It seems to me you still have in mind a somewhat low-level voting system. Here's the system that I would try to build, were I given the chance:
I would have a single large cluster with a large number of compute nodes (depending upon the task). Data would be processed in chunks, with each data chunk processed twice, followed by a verification step. Presumably the optimal situation would be to have the two data chunks for each step processed by separate nodes, which would require a bit of careful programming for appropriate queuing of the verification step, but nothing too horrible. Any verification step that fails, then, would just re-insert a pair of chunks into the queue.
This all requires, of course, that the data can be divided into wholly discrete chunks that are completely independent of one another. If this is not the case, the verification obviously gets dramatically more challenging. But I doubt that it would ever be impossible.
Doubling the node count is the one case I saw that would have the highest guaranteed penalty for a GPU-system.
If we go with the 200x speedup claim for OPC (ignoring the "up to"):
Let's use a CPU cluster a the baseline, and assume an equivalent GPU system would be 200 times faster at the same footprint, or only need 1/200th the footprint for the same performance.
Doubling nodes automatically means it's 100x.
It's still very good.
GPGPU is not without other extremely large scalar divisors, unfortunately.
With just 1 GPU, various GPGPU loads are already CPU limited performing the necessary computations and bookkeeping needed to control the slave board.
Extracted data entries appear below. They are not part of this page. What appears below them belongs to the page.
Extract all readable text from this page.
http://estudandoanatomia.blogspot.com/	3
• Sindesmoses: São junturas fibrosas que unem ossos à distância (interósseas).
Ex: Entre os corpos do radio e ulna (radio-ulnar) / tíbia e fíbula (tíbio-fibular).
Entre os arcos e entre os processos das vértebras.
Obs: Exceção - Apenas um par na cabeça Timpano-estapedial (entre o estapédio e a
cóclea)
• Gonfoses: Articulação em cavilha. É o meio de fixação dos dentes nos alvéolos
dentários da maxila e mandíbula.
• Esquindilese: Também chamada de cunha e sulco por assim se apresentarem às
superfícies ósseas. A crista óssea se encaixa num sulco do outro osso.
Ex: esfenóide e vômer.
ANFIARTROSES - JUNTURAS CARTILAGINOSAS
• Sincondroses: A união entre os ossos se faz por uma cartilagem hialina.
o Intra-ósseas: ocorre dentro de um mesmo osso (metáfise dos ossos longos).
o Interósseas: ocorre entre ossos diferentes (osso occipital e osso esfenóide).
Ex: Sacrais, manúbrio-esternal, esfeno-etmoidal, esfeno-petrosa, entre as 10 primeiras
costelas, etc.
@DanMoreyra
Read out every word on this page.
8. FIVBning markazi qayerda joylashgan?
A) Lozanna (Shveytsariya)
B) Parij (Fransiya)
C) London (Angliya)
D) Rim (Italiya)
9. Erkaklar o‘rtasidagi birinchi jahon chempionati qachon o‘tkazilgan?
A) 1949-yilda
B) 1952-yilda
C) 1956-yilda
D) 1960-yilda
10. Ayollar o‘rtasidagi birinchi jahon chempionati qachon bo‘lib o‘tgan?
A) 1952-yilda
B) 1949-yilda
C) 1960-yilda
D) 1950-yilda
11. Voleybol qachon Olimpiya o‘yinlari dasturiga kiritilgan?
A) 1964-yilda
The speedup with verification overhead is going to be 100*(1-(per-chunk vote overhead + re-vote cost*rate of mismatch)).
Some additional performance would be lost with driver overheads and the more complicated software stack.
I don't know how high the penalty could get.
Maybe speedup is between 50x and 90x.
Still, good...
If we couple this with the probable case that the 200x was derived from code nobody would trust a multi-million dollar chip tape-out to without serious elaboration, and that the test would not have included all the necessary processes that a full HPC installation would have, there might be another loss of performance.
It still might work for the narrow case of problems that have two orders of magnitude improvement on GPUs--assuming the 200x speedup is enough to cover potential losses of performance in other parts of the process.
We'd also ignore the extreme fragility of GPU performance to cut things by significant factors as well.
Anything even slightly more modest would be right out.
If it's 200x reduced to something like 50-80x speedup and we throw in DP (assuming GPU FLOPs weren't crap FLOPs to start with), Nvidia would be right out.
AMD could might be slightly better or also being a waste of time, depending on whatever variables interfere, even with a theoretical 200x advantage.
GPUs would be much more compelling with ECC and other RAS features.
(They'd be even more compelling if they weren't slave cards, but I digress.)
This leaves out the practicalities of handling more error-prone hardware with very poor monitoring capabilities and fault detection.
For a small compute section, it might not matter. An HPC installation may make it less practical.